Now suppose the user reads 2 reals with no offset:
MPI_FREAD(fh, mybuf, MPI_REAL, 2, 0, status)
The resulting "position" of the file handle is
|IIRRRBBBB ... | (R == MPI_REAL) ^ ^ fh EOF
I'm confused. Why did the file pointer advance by 3 reals when the read only asked for 2? Is this just a typo?
* Support of independent parallel read/write access is provided when comm == MPI_COMM_NULL.
Why not MPI_COMM_SELF?
MPI_FCLOSE(fh, comm, info) MPI_IFCLOSE(fh, comm, info, request) IN fh File handle IN comm MPI communicator IN info MPI_INFO structure of {key, value} pairs OUT request request handle (for asynchronous versions)
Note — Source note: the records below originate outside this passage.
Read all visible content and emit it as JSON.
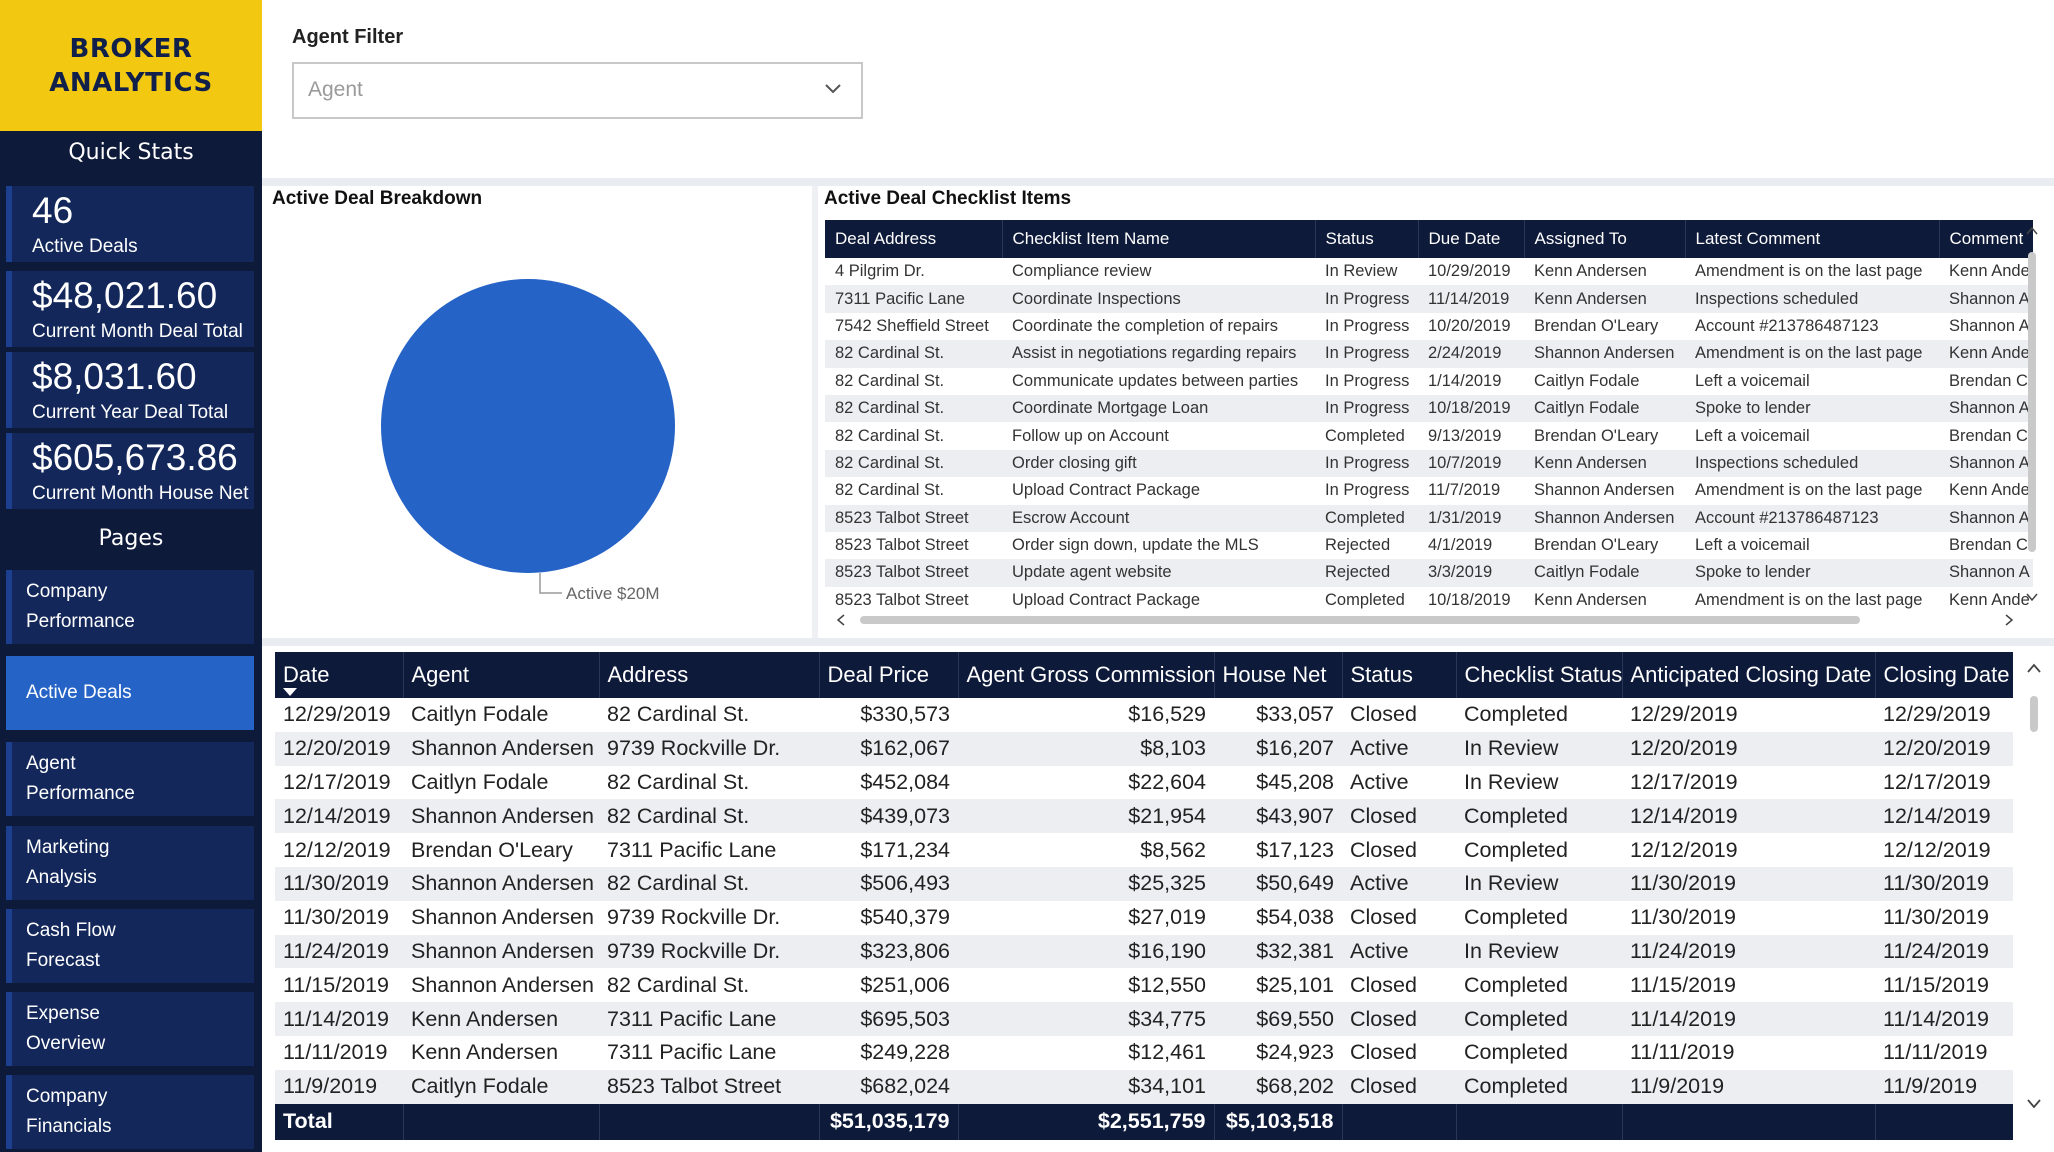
{
  "brand": {
    "title": "BROKER\nANALYTICS",
    "color": "#f2c811"
  },
  "sidebar": {
    "quick_stats_heading": "Quick Stats",
    "stats": [
      {
        "value": "46",
        "label": "Active Deals"
      },
      {
        "value": "$48,021.60",
        "label": "Current Month Deal Total"
      },
      {
        "value": "$8,031.60",
        "label": "Current Year Deal Total"
      },
      {
        "value": "$605,673.86",
        "label": "Current Month House Net"
      }
    ],
    "pages_heading": "Pages",
    "pages": [
      {
        "label": "Company Performance",
        "active": false
      },
      {
        "label": "Active Deals",
        "active": true
      },
      {
        "label": "Agent Performance",
        "active": false
      },
      {
        "label": "Marketing Analysis",
        "active": false
      },
      {
        "label": "Cash Flow Forecast",
        "active": false
      },
      {
        "label": "Expense Overview",
        "active": false
      },
      {
        "label": "Company Financials",
        "active": false
      }
    ]
  },
  "filter": {
    "title": "Agent Filter",
    "placeholder": "Agent",
    "icon": "chevron-down-icon"
  },
  "breakdown": {
    "title": "Active Deal Breakdown",
    "slice_label": "Active $20M",
    "color": "#2563c6"
  },
  "checklist": {
    "title": "Active Deal Checklist Items",
    "columns": [
      "Deal Address",
      "Checklist Item Name",
      "Status",
      "Due Date",
      "Assigned To",
      "Latest Comment",
      "Comment"
    ],
    "rows": [
      [
        "4 Pilgrim Dr.",
        "Compliance review",
        "In Review",
        "10/29/2019",
        "Kenn Andersen",
        "Amendment is on the last page",
        "Kenn Ande"
      ],
      [
        "7311 Pacific Lane",
        "Coordinate Inspections",
        "In Progress",
        "11/14/2019",
        "Kenn Andersen",
        "Inspections scheduled",
        "Shannon A"
      ],
      [
        "7542 Sheffield Street",
        "Coordinate the completion of repairs",
        "In Progress",
        "10/20/2019",
        "Brendan O'Leary",
        "Account #213786487123",
        "Shannon A"
      ],
      [
        "82 Cardinal St.",
        "Assist in negotiations regarding repairs",
        "In Progress",
        "2/24/2019",
        "Shannon Andersen",
        "Amendment is on the last page",
        "Kenn Ande"
      ],
      [
        "82 Cardinal St.",
        "Communicate updates between parties",
        "In Progress",
        "1/14/2019",
        "Caitlyn Fodale",
        "Left a voicemail",
        "Brendan C"
      ],
      [
        "82 Cardinal St.",
        "Coordinate Mortgage Loan",
        "In Progress",
        "10/18/2019",
        "Caitlyn Fodale",
        "Spoke to lender",
        "Shannon A"
      ],
      [
        "82 Cardinal St.",
        "Follow up on Account",
        "Completed",
        "9/13/2019",
        "Brendan O'Leary",
        "Left a voicemail",
        "Brendan C"
      ],
      [
        "82 Cardinal St.",
        "Order closing gift",
        "In Progress",
        "10/7/2019",
        "Kenn Andersen",
        "Inspections scheduled",
        "Shannon A"
      ],
      [
        "82 Cardinal St.",
        "Upload Contract Package",
        "In Progress",
        "11/7/2019",
        "Shannon Andersen",
        "Amendment is on the last page",
        "Kenn Ande"
      ],
      [
        "8523 Talbot Street",
        "Escrow Account",
        "Completed",
        "1/31/2019",
        "Shannon Andersen",
        "Account #213786487123",
        "Shannon A"
      ],
      [
        "8523 Talbot Street",
        "Order sign down, update the MLS",
        "Rejected",
        "4/1/2019",
        "Brendan O'Leary",
        "Left a voicemail",
        "Brendan C"
      ],
      [
        "8523 Talbot Street",
        "Update agent website",
        "Rejected",
        "3/3/2019",
        "Caitlyn Fodale",
        "Spoke to lender",
        "Shannon A"
      ],
      [
        "8523 Talbot Street",
        "Upload Contract Package",
        "Completed",
        "10/18/2019",
        "Kenn Andersen",
        "Amendment is on the last page",
        "Kenn Ande"
      ]
    ]
  },
  "deals": {
    "columns": [
      "Date",
      "Agent",
      "Address",
      "Deal Price",
      "Agent Gross Commission",
      "House Net",
      "Status",
      "Checklist Status",
      "Anticipated Closing Date",
      "Closing Date"
    ],
    "rows": [
      [
        "12/29/2019",
        "Caitlyn Fodale",
        "82 Cardinal St.",
        "$330,573",
        "$16,529",
        "$33,057",
        "Closed",
        "Completed",
        "12/29/2019",
        "12/29/2019"
      ],
      [
        "12/20/2019",
        "Shannon Andersen",
        "9739 Rockville Dr.",
        "$162,067",
        "$8,103",
        "$16,207",
        "Active",
        "In Review",
        "12/20/2019",
        "12/20/2019"
      ],
      [
        "12/17/2019",
        "Caitlyn Fodale",
        "82 Cardinal St.",
        "$452,084",
        "$22,604",
        "$45,208",
        "Active",
        "In Review",
        "12/17/2019",
        "12/17/2019"
      ],
      [
        "12/14/2019",
        "Shannon Andersen",
        "82 Cardinal St.",
        "$439,073",
        "$21,954",
        "$43,907",
        "Closed",
        "Completed",
        "12/14/2019",
        "12/14/2019"
      ],
      [
        "12/12/2019",
        "Brendan O'Leary",
        "7311 Pacific Lane",
        "$171,234",
        "$8,562",
        "$17,123",
        "Closed",
        "Completed",
        "12/12/2019",
        "12/12/2019"
      ],
      [
        "11/30/2019",
        "Shannon Andersen",
        "82 Cardinal St.",
        "$506,493",
        "$25,325",
        "$50,649",
        "Active",
        "In Review",
        "11/30/2019",
        "11/30/2019"
      ],
      [
        "11/30/2019",
        "Shannon Andersen",
        "9739 Rockville Dr.",
        "$540,379",
        "$27,019",
        "$54,038",
        "Closed",
        "Completed",
        "11/30/2019",
        "11/30/2019"
      ],
      [
        "11/24/2019",
        "Shannon Andersen",
        "9739 Rockville Dr.",
        "$323,806",
        "$16,190",
        "$32,381",
        "Active",
        "In Review",
        "11/24/2019",
        "11/24/2019"
      ],
      [
        "11/15/2019",
        "Shannon Andersen",
        "82 Cardinal St.",
        "$251,006",
        "$12,550",
        "$25,101",
        "Closed",
        "Completed",
        "11/15/2019",
        "11/15/2019"
      ],
      [
        "11/14/2019",
        "Kenn Andersen",
        "7311 Pacific Lane",
        "$695,503",
        "$34,775",
        "$69,550",
        "Closed",
        "Completed",
        "11/14/2019",
        "11/14/2019"
      ],
      [
        "11/11/2019",
        "Kenn Andersen",
        "7311 Pacific Lane",
        "$249,228",
        "$12,461",
        "$24,923",
        "Closed",
        "Completed",
        "11/11/2019",
        "11/11/2019"
      ],
      [
        "11/9/2019",
        "Caitlyn Fodale",
        "8523 Talbot Street",
        "$682,024",
        "$34,101",
        "$68,202",
        "Closed",
        "Completed",
        "11/9/2019",
        "11/9/2019"
      ]
    ],
    "total": {
      "label": "Total",
      "deal_price": "$51,035,179",
      "agent_gross_commission": "$2,551,759",
      "house_net": "$5,103,518"
    }
  },
  "colors": {
    "navy": "#0e1a3a",
    "nav_tile": "#13275a",
    "active_blue": "#2563c6",
    "alt_row": "#eceef1"
  }
}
* These calls should have Unix-like semantics for close, and MPI semantics for collective, (a)synchronous operations.
** It can be performed independently (with MPI_COMM_NULL), by a split communicator, or the original communicator set. Tolerance semantics: if the file handle is first closed by a split communicator, then again by the original (opening) set, then the user is granted forgiveness and no error is generated. This is permissive towards master-slave programming models.
This creates a minor implementation headache: Suppose a file opened by several processes is assigned the file handle 3 on node 0. Then suppose node 0 closes file handle 3 independently of the other nodes. If the implementation reuses file handle 3 when another file is opened, its meaning is ambiguous, because node 0 is still permitted to close (the old) 3 again as part of a collective close operation. Therefore, an implementation can't reuse closed file handles until the nodes have closed the file with the full communicator, and this may never happen if the program closes the file only once with MPI_COMM_SELF on each node. This isn't an impossible problem, just a pain in the neck. Is it worth it?